After the match, Bret soaks in the … kind of adulation of the crowd. A lot of people still like him at this point. When that proves to not be enough, Bret starts attacking an unconscious man, and that’s the moment everything changes. That’s the pro graps Siege Perilous. Ken Shamrock has to throw Bret off of Austin and more or less say to the crowd, “THIS GUY NEEDS TO GET HIS ASS KICKED FOR DOING THIS.” Bret backs down, because even he’s not sure where his head’s at, and he leaves with a new perspective on why he does what he does.

A referee tries to help Austin to his feet, so Austin hits him with a Stunner. The crowd goes wild. Even the defeated, barely operable man is so indignant and proud and stubborn and violent that even his empty shell of a body won’t stop resisting and fighting. The crowd chants “Austin, Austin, Austin” for the first time, but not the last. Austin leaves under his own power, on his own two feet. A hero is born. A flawed, fucked-up hero. The one we’d been looking for.

I don’t give star ratings because I gave all my stars to this.

Worst: And Now, The Opposite Of That

From our ranking of the (at the time) 29 WrestleMania main-events:

When you think of “WrestleMania 13,” what do you think of? If you’re like 100% of the wrestling-loving population, you think of Stone Cold Steve Austin bloody, screaming, refusing to give up in Bret Hart’s Sharpshooter and making himself a hero.
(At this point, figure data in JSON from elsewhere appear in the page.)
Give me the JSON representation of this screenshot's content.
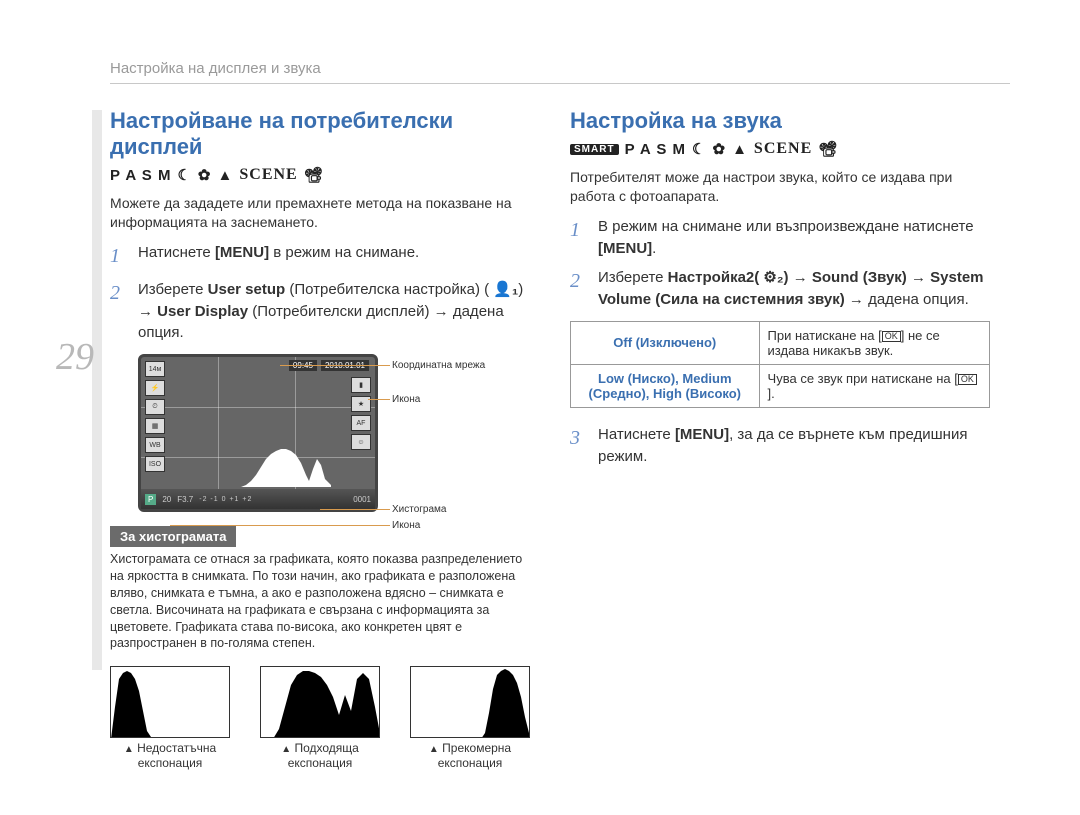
{
  "page_number": "29",
  "header": "Настройка на дисплея и звука",
  "left": {
    "title": "Настройване на потребителски дисплей",
    "modes": {
      "letters": "P A S M",
      "scene": "SCENE"
    },
    "intro": "Можете да зададете или премахнете метода на показване на информацията на заснемането.",
    "step1": "Натиснете <b>[MENU]</b> в режим на снимане.",
    "step2": "Изберете <b>User setup</b> (Потребителска настройка) ( <b>👤₁</b>) → <b>User Display</b> (Потребителски дисплей) → дадена опция.",
    "preview": {
      "time": "09:45",
      "date": "2010.01.01",
      "size_badge": "14м",
      "p_badge": "P",
      "aperture": "F3.7",
      "frames": "0001",
      "iso": "20"
    },
    "callouts": {
      "grid": "Координатна мрежа",
      "icon1": "Икона",
      "histogram": "Хистограма",
      "icon2": "Икона"
    },
    "histo_header": "За хистограмата",
    "histo_text": "Хистограмата се отнася за графиката, която показва разпределението на яркостта в снимката. По този начин, ако графиката е разположена вляво, снимката е тъмна, а ако е разположена вдясно – снимката е светла. Височината на графиката е свързана с информацията за цветовете. Графиката става по-висока, ако конкретен цвят е разпространен в по-голяма степен.",
    "samples": {
      "under": "Недостатъчна експонация",
      "good": "Подходяща експонация",
      "over": "Прекомерна експонация"
    },
    "polygons": {
      "preview_hist": "0,42 5,40 10,36 15,30 20,22 25,14 30,9 35,6 40,4 45,4 50,6 55,10 60,18 65,30 68,36 72,24 76,14 80,20 84,34 90,40 90,42",
      "under": "0,72 4,40 8,12 12,6 16,4 20,6 24,12 28,24 32,44 36,64 40,70 50,72 120,72",
      "good": "0,72 12,72 18,62 24,40 30,18 36,8 42,4 48,4 54,6 60,10 66,18 72,30 78,48 84,28 90,44 96,12 102,6 108,12 114,40 120,72",
      "over": "0,72 70,72 74,66 78,46 82,22 86,8 90,4 94,2 98,4 102,8 106,16 110,30 114,50 118,66 120,72"
    }
  },
  "right": {
    "title": "Настройка на звука",
    "modes": {
      "smart": "SMART",
      "letters": "P A S M",
      "scene": "SCENE"
    },
    "intro": "Потребителят може да настрои звука, който се издава при работа с фотоапарата.",
    "step1": "В режим на снимане или възпроизвеждане натиснете <b>[MENU]</b>.",
    "step2": "Изберете <b>Настройка2( ⚙₂)</b> → <b>Sound (Звук)</b> → <b>System Volume (Сила на системния звук)</b> → дадена опция.",
    "step3": "Натиснете <b>[MENU]</b>, за да се върнете към предишния режим.",
    "table": {
      "off_label": "Off (Изключено)",
      "off_desc_pre": "При натискане на ",
      "off_desc_post": " не се издава никакъв звук.",
      "lmh_label": "Low (Ниско), Medium (Средно), High (Високо)",
      "lmh_desc_pre": "Чува се звук при натискане на ",
      "lmh_desc_post": ".",
      "ok_key": "OK"
    }
  },
  "colors": {
    "accent": "#3a6fb0",
    "pagenum": "#b8b8b8",
    "callout_line": "#d99b4e"
  }
}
You probably don’t think about Sid vs. The Undertaker, a No DQ match full of throat grabbing and punches to the stomach. I’m of the minority belief that The Undertaker didn’t have a truly good match until he became a biker.
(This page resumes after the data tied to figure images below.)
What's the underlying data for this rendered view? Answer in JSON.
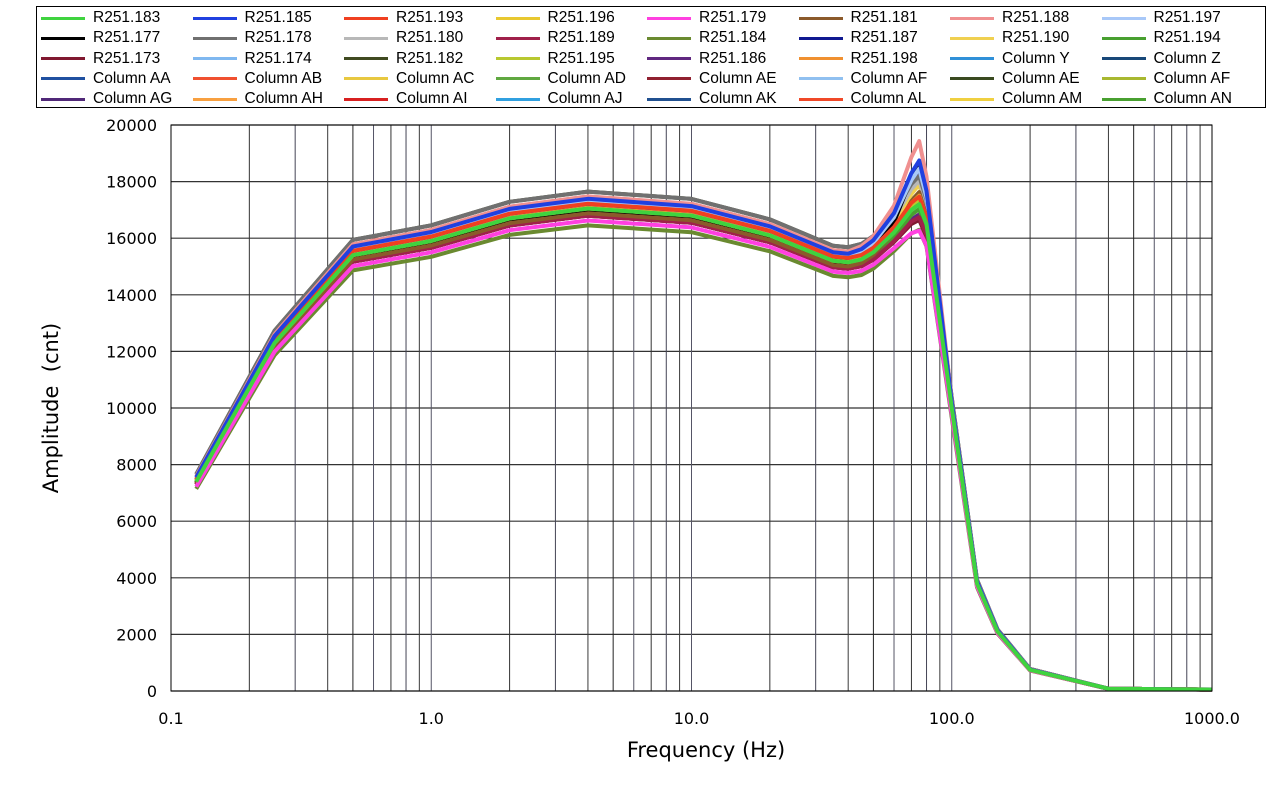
{
  "chart_data": {
    "type": "line",
    "title": "",
    "xlabel": "Frequency (Hz)",
    "ylabel": "Amplitude  (cnt)",
    "xscale": "log",
    "xlim": [
      0.1,
      1000
    ],
    "ylim": [
      0,
      20000
    ],
    "grid": true,
    "legend_position": "top",
    "x_tick_labels": [
      "0.1",
      "1.0",
      "10.0",
      "100.0",
      "1000.0"
    ],
    "x_ticks": [
      0.1,
      1,
      10,
      100,
      1000
    ],
    "y_tick_labels": [
      "0",
      "2000",
      "4000",
      "6000",
      "8000",
      "10000",
      "12000",
      "14000",
      "16000",
      "18000",
      "20000"
    ],
    "y_ticks": [
      0,
      2000,
      4000,
      6000,
      8000,
      10000,
      12000,
      14000,
      16000,
      18000,
      20000
    ],
    "x": [
      0.125,
      0.25,
      0.5,
      1,
      2,
      4,
      10,
      20,
      35,
      40,
      45,
      50,
      60,
      70,
      75,
      80,
      100,
      125,
      150,
      200,
      400,
      1000
    ],
    "base_values": [
      7400,
      12300,
      15400,
      15900,
      16700,
      17050,
      16800,
      16100,
      15200,
      15150,
      15250,
      15500,
      16200,
      17000,
      17200,
      16500,
      10000,
      3800,
      2100,
      750,
      80,
      50
    ],
    "peak_extra": [
      0,
      0,
      0,
      0,
      0,
      0,
      0,
      0,
      0,
      0,
      50,
      100,
      300,
      800,
      1000,
      700,
      0,
      0,
      0,
      0,
      0,
      0
    ],
    "series_note": "value = base_values * scale + peak_extra * peak",
    "series": [
      {
        "name": "R251.183",
        "color": "#3fd33f",
        "scale": 1.0,
        "peak": 0.0
      },
      {
        "name": "R251.185",
        "color": "#2040e0",
        "scale": 1.02,
        "peak": 1.2
      },
      {
        "name": "R251.193",
        "color": "#f04020",
        "scale": 1.01,
        "peak": 0.1
      },
      {
        "name": "R251.196",
        "color": "#e8c830",
        "scale": 1.0,
        "peak": 0.3
      },
      {
        "name": "R251.179",
        "color": "#ff40e0",
        "scale": 0.975,
        "peak": -0.5
      },
      {
        "name": "R251.181",
        "color": "#8b5a2b",
        "scale": 0.99,
        "peak": 0.6
      },
      {
        "name": "R251.188",
        "color": "#f09090",
        "scale": 1.025,
        "peak": 1.8
      },
      {
        "name": "R251.197",
        "color": "#a8c8f8",
        "scale": 1.015,
        "peak": 1.0
      },
      {
        "name": "R251.177",
        "color": "#000000",
        "scale": 0.995,
        "peak": 1.5
      },
      {
        "name": "R251.178",
        "color": "#707070",
        "scale": 1.035,
        "peak": 0.4
      },
      {
        "name": "R251.180",
        "color": "#b8b8b8",
        "scale": 1.02,
        "peak": 0.5
      },
      {
        "name": "R251.189",
        "color": "#a0204a",
        "scale": 0.985,
        "peak": -0.2
      },
      {
        "name": "R251.184",
        "color": "#6a8a30",
        "scale": 0.965,
        "peak": -0.3
      },
      {
        "name": "R251.187",
        "color": "#101890",
        "scale": 1.01,
        "peak": 0.9
      },
      {
        "name": "R251.190",
        "color": "#f0d050",
        "scale": 1.0,
        "peak": 0.7
      },
      {
        "name": "R251.194",
        "color": "#48a030",
        "scale": 0.99,
        "peak": 0.0
      },
      {
        "name": "R251.173",
        "color": "#801830",
        "scale": 0.985,
        "peak": -0.3
      },
      {
        "name": "R251.174",
        "color": "#80b8f0",
        "scale": 1.01,
        "peak": 0.8
      },
      {
        "name": "R251.182",
        "color": "#404a20",
        "scale": 1.035,
        "peak": 0.2
      },
      {
        "name": "R251.195",
        "color": "#b8c830",
        "scale": 0.995,
        "peak": 0.2
      },
      {
        "name": "R251.186",
        "color": "#602880",
        "scale": 0.985,
        "peak": -0.1
      },
      {
        "name": "R251.198",
        "color": "#f09030",
        "scale": 1.005,
        "peak": 0.3
      },
      {
        "name": "Column Y",
        "color": "#3090d8",
        "scale": 1.0,
        "peak": 0.4
      },
      {
        "name": "Column Z",
        "color": "#184878",
        "scale": 1.0,
        "peak": 0.4
      },
      {
        "name": "Column AA",
        "color": "#2050a0",
        "scale": 1.0,
        "peak": 0.4
      },
      {
        "name": "Column AB",
        "color": "#f05030",
        "scale": 1.0,
        "peak": 0.4
      },
      {
        "name": "Column AC",
        "color": "#e8c840",
        "scale": 1.0,
        "peak": 0.4
      },
      {
        "name": "Column AD",
        "color": "#60a840",
        "scale": 1.0,
        "peak": 0.4
      },
      {
        "name": "Column AE",
        "color": "#902030",
        "scale": 1.0,
        "peak": 0.4
      },
      {
        "name": "Column AF",
        "color": "#90c0f0",
        "scale": 1.0,
        "peak": 0.4
      },
      {
        "name": "Column AE",
        "color": "#3a4a20",
        "scale": 1.0,
        "peak": 0.4
      },
      {
        "name": "Column AF",
        "color": "#a8b830",
        "scale": 1.0,
        "peak": 0.4
      },
      {
        "name": "Column AG",
        "color": "#502878",
        "scale": 1.0,
        "peak": 0.4
      },
      {
        "name": "Column AH",
        "color": "#f8a040",
        "scale": 1.0,
        "peak": 0.4
      },
      {
        "name": "Column AI",
        "color": "#d82020",
        "scale": 1.0,
        "peak": 0.4
      },
      {
        "name": "Column AJ",
        "color": "#30a0e0",
        "scale": 1.0,
        "peak": 0.4
      },
      {
        "name": "Column AK",
        "color": "#205090",
        "scale": 1.0,
        "peak": 0.4
      },
      {
        "name": "Column AL",
        "color": "#f04828",
        "scale": 1.0,
        "peak": 0.4
      },
      {
        "name": "Column AM",
        "color": "#f0d040",
        "scale": 1.0,
        "peak": 0.4
      },
      {
        "name": "Column AN",
        "color": "#48a030",
        "scale": 1.0,
        "peak": 0.4
      }
    ]
  }
}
I’m not totally sure why Sid main-evented TWO WrestleManias, but neither is a match you’d want to watch. At least the Taker match is better than the Hogan one, and its finish is only 3/4 as stupid: Bret Hart was unhappy that Sid had cost him the WWF Championship and the Austin match had turned Hart heel, so he interfered a bunch, got powerbombed and came back to basically stunner Sid on the top rope, allowing Undertaker to throw on a Tombstone and win. I had 100% forgotten about Hart’s involvement until I rewatched the match for the sake of this list, so.
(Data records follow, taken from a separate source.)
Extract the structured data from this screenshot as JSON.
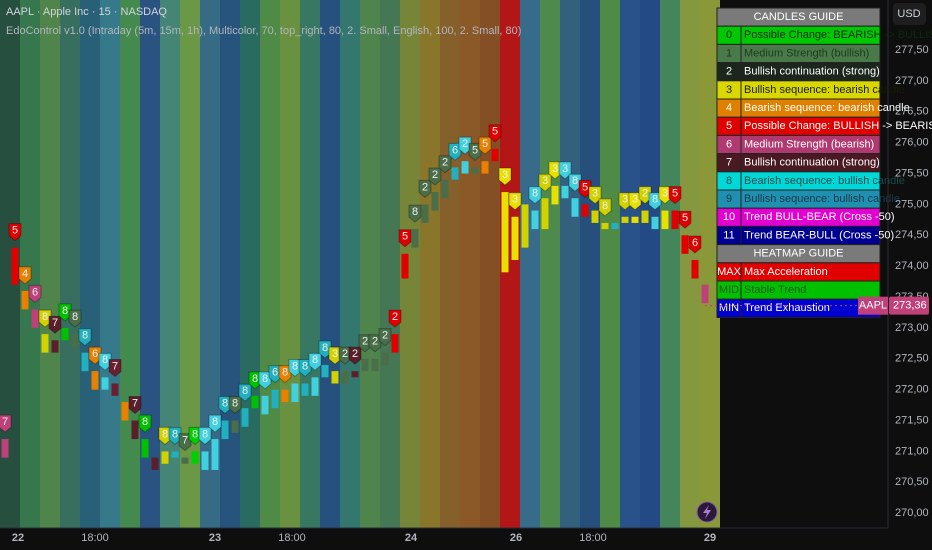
{
  "header": {
    "symbol": "AAPL · Apple Inc · 15 · NASDAQ",
    "indicator": "EdoControl v1.0 (Intraday (5m, 15m, 1h), Multicolor, 70, top_right, 80, 2. Small, English, 100, 2. Small, 80)",
    "currency": "USD"
  },
  "chart_data": {
    "type": "candlestick",
    "open": [
      270.9,
      273.7,
      273.6,
      273.3,
      272.9,
      272.6,
      272.8,
      272.9,
      272.6,
      272.3,
      272.0,
      272.1,
      271.8,
      271.5,
      271.2,
      270.9,
      270.8,
      271.0,
      270.9,
      270.8,
      271.0,
      270.7,
      271.2,
      271.5,
      271.4,
      271.7,
      271.9,
      271.7,
      272.0,
      271.8,
      272.1,
      271.9,
      272.2,
      272.3,
      272.1,
      272.3,
      272.3,
      272.5,
      272.4,
      272.6,
      273.8,
      274.3,
      274.7,
      274.9,
      275.1,
      275.4,
      275.5,
      275.6,
      275.5,
      275.7,
      275.2,
      274.8,
      274.3,
      274.9,
      274.6,
      275.0,
      275.3,
      275.1,
      274.8,
      274.9,
      274.7,
      274.6,
      274.7,
      274.8,
      274.7,
      274.8,
      274.6,
      274.9,
      274.5,
      274.1,
      273.7
    ],
    "close": [
      271.2,
      274.3,
      273.3,
      273.0,
      272.6,
      272.8,
      273.0,
      272.7,
      272.3,
      272.0,
      272.2,
      271.9,
      271.5,
      271.2,
      270.9,
      270.7,
      271.0,
      270.9,
      270.8,
      271.0,
      270.7,
      271.2,
      271.5,
      271.3,
      271.7,
      271.9,
      271.6,
      272.0,
      271.8,
      272.1,
      271.9,
      272.2,
      272.4,
      272.1,
      272.3,
      272.2,
      272.5,
      272.3,
      272.6,
      272.9,
      274.2,
      274.6,
      275.0,
      275.2,
      275.4,
      275.6,
      275.7,
      275.5,
      275.7,
      275.9,
      273.9,
      274.1,
      275.0,
      274.6,
      275.1,
      275.3,
      275.1,
      274.8,
      275.0,
      274.7,
      274.6,
      274.7,
      274.8,
      274.7,
      274.9,
      274.6,
      274.9,
      274.6,
      274.2,
      273.8,
      273.4
    ],
    "colors": [
      "#c0407a",
      "#e00000",
      "#e88000",
      "#c0407a",
      "#d2d200",
      "#5a1f2a",
      "#00c000",
      "#4a6e4a",
      "#20b0c0",
      "#e88000",
      "#40d0e0",
      "#6b2030",
      "#e88000",
      "#5a1f2a",
      "#00c000",
      "#5a1f2a",
      "#d2d200",
      "#20b0c0",
      "#4a6e4a",
      "#00d000",
      "#40d0e0",
      "#40d0e0",
      "#20b0c0",
      "#4a6e4a",
      "#20b0c0",
      "#00c000",
      "#40d0e0",
      "#20b0c0",
      "#e88000",
      "#40d0e0",
      "#20b0c0",
      "#40d0e0",
      "#20b0c0",
      "#d2d200",
      "#4a6e4a",
      "#5a1f2a",
      "#4a6e4a",
      "#4a6e4a",
      "#4a6e4a",
      "#e00000",
      "#e00000",
      "#4a6e4a",
      "#4a6e4a",
      "#4a6e4a",
      "#4a6e4a",
      "#20b0c0",
      "#40d0e0",
      "#4a6e4a",
      "#e88000",
      "#e00000",
      "#e8e000",
      "#e8e000",
      "#d2d200",
      "#40d0e0",
      "#d2d200",
      "#e8e000",
      "#40d0e0",
      "#40d0e0",
      "#e00000",
      "#d2d200",
      "#d2d200",
      "#20b0c0",
      "#d2d200",
      "#e8e000",
      "#d2d200",
      "#40d0e0",
      "#e8e000",
      "#e00000",
      "#e00000",
      "#e00000",
      "#c0407a"
    ],
    "signal_labels": [
      "7",
      "5",
      "4",
      "6",
      "8",
      "7",
      "8",
      "8",
      "8",
      "6",
      "8",
      "7",
      null,
      "7",
      "8",
      null,
      "8",
      "8",
      "7",
      "8",
      "8",
      "8",
      "8",
      "8",
      "8",
      "8",
      "8",
      "6",
      "8",
      "8",
      "8",
      "8",
      "8",
      "3",
      "2",
      "2",
      "2",
      "2",
      "2",
      "2",
      "5",
      "8",
      "2",
      "2",
      "2",
      "6",
      "2",
      "5",
      "5",
      "5",
      "3",
      "3",
      null,
      "8",
      "3",
      "3",
      "3",
      "8",
      "5",
      "3",
      "8",
      null,
      "3",
      "3",
      "2",
      "8",
      "3",
      "5",
      "5",
      "6",
      null
    ],
    "heatmap_colors": [
      "#2a5a48",
      "#3d8a58",
      "#5a9a55",
      "#3f7f6e",
      "#2d6e8a",
      "#3d8ca0",
      "#4ea05a",
      "#2f5f95",
      "#4e9a88",
      "#7ab050",
      "#3e7a9a",
      "#2a6090",
      "#2e7a70",
      "#5aa050",
      "#7aa848",
      "#3f8a70",
      "#2a5c90",
      "#3a8a80",
      "#5a9a58",
      "#4f8a60",
      "#8a9a40",
      "#a08830",
      "#9a6e30",
      "#a0662c",
      "#9a5a2a",
      "#d01818",
      "#3f7aa0",
      "#5aa058",
      "#3a7090",
      "#2a5a90",
      "#5aa050",
      "#2e5ea0",
      "#28559a",
      "#4e9a68",
      "#9ab048",
      "#a0b040"
    ],
    "xlim": [
      -0.5,
      88.3
    ],
    "xticks": [
      {
        "value": 1.3,
        "label": "22"
      },
      {
        "value": 9,
        "label": "18:00"
      },
      {
        "value": 21,
        "label": "23"
      },
      {
        "value": 28.7,
        "label": "18:00"
      },
      {
        "value": 40.6,
        "label": "24"
      },
      {
        "value": 51.1,
        "label": "26"
      },
      {
        "value": 58.8,
        "label": "18:00"
      },
      {
        "value": 70.5,
        "label": "29"
      }
    ],
    "ylim": [
      269.76,
      278.31
    ],
    "yticks": [
      {
        "value": 270,
        "label": "270,00"
      },
      {
        "value": 270.5,
        "label": "270,50"
      },
      {
        "value": 271,
        "label": "271,00"
      },
      {
        "value": 271.5,
        "label": "271,50"
      },
      {
        "value": 272,
        "label": "272,00"
      },
      {
        "value": 272.5,
        "label": "272,50"
      },
      {
        "value": 273,
        "label": "273,00"
      },
      {
        "value": 273.5,
        "label": "273,50"
      },
      {
        "value": 274,
        "label": "274,00"
      },
      {
        "value": 274.5,
        "label": "274,50"
      },
      {
        "value": 275,
        "label": "275,00"
      },
      {
        "value": 275.5,
        "label": "275,50"
      },
      {
        "value": 276,
        "label": "276,00"
      },
      {
        "value": 276.5,
        "label": "276,50"
      },
      {
        "value": 277,
        "label": "277,00"
      },
      {
        "value": 277.5,
        "label": "277,50"
      }
    ],
    "grid": false,
    "last_price": {
      "value": 273.36,
      "label": "273,36",
      "symbol": "AAPL",
      "color": "#c0407a"
    }
  },
  "guide": {
    "candles_title": "CANDLES GUIDE",
    "candles": [
      {
        "code": "0",
        "label": "Possible Change: BEARISH -> BULLISH",
        "color": "#00c800",
        "text_color": "#0a2a0a"
      },
      {
        "code": "1",
        "label": "Medium Strength (bullish)",
        "color": "#4a7a4a",
        "text_color": "#1e3a1e"
      },
      {
        "code": "2",
        "label": "Bullish continuation (strong)",
        "color": "#1c261c",
        "text_color": "#ffffff"
      },
      {
        "code": "3",
        "label": "Bullish sequence: bearish candle",
        "color": "#d8d800",
        "text_color": "#1a1a00"
      },
      {
        "code": "4",
        "label": "Bearish sequence: bearish candle",
        "color": "#e08000",
        "text_color": "#ffffff"
      },
      {
        "code": "5",
        "label": "Possible Change: BULLISH -> BEARISH",
        "color": "#e00000",
        "text_color": "#ffffff"
      },
      {
        "code": "6",
        "label": "Medium Strength (bearish)",
        "color": "#b03a70",
        "text_color": "#ffffff"
      },
      {
        "code": "7",
        "label": "Bullish continuation (strong)",
        "color": "#4a1a22",
        "text_color": "#ffffff"
      },
      {
        "code": "8",
        "label": "Bearish sequence: bullish candle",
        "color": "#00d8d8",
        "text_color": "#1a4a4a"
      },
      {
        "code": "9",
        "label": "Bullish sequence: bullish candle",
        "color": "#2090b0",
        "text_color": "#1a3a4a"
      },
      {
        "code": "10",
        "label": "Trend BULL-BEAR (Cross -50)",
        "color": "#e000d0",
        "text_color": "#ffffff"
      },
      {
        "code": "11",
        "label": "Trend BEAR-BULL (Cross -50)",
        "color": "#000090",
        "text_color": "#ffffff"
      }
    ],
    "heatmap_title": "HEATMAP GUIDE",
    "heatmap": [
      {
        "code": "MAX",
        "label": "Max Acceleration",
        "color": "#e00000",
        "text_color": "#ffffff"
      },
      {
        "code": "MID",
        "label": "Stable Trend",
        "color": "#00c000",
        "text_color": "#1a5a1a"
      },
      {
        "code": "MIN",
        "label": "Trend Exhaustion",
        "color": "#0000d0",
        "text_color": "#ffffff"
      }
    ]
  }
}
What a pile. The result is good — The Undertaker is the champion, which means Sid isn’t but also Shawn Michaels still isn’t, which clears up the main-event scene for a while and lets things get comfortable through SummerSlam — but everything else about it isn’t.

And … well, that’s WrestleMania 13. The powerful, beautiful soliloquy of Bret Hart vs. Stone Cold Steve Austin, surrounded by those garbage towers from Wall-E. Seriously, when the second best thing on your show is Ahmed Johnson in sadomasochistic shoulderpads, you know there’s a drop-off.

But hey, the fuse of the rocket that is the Austin Era has been lit. Here we go.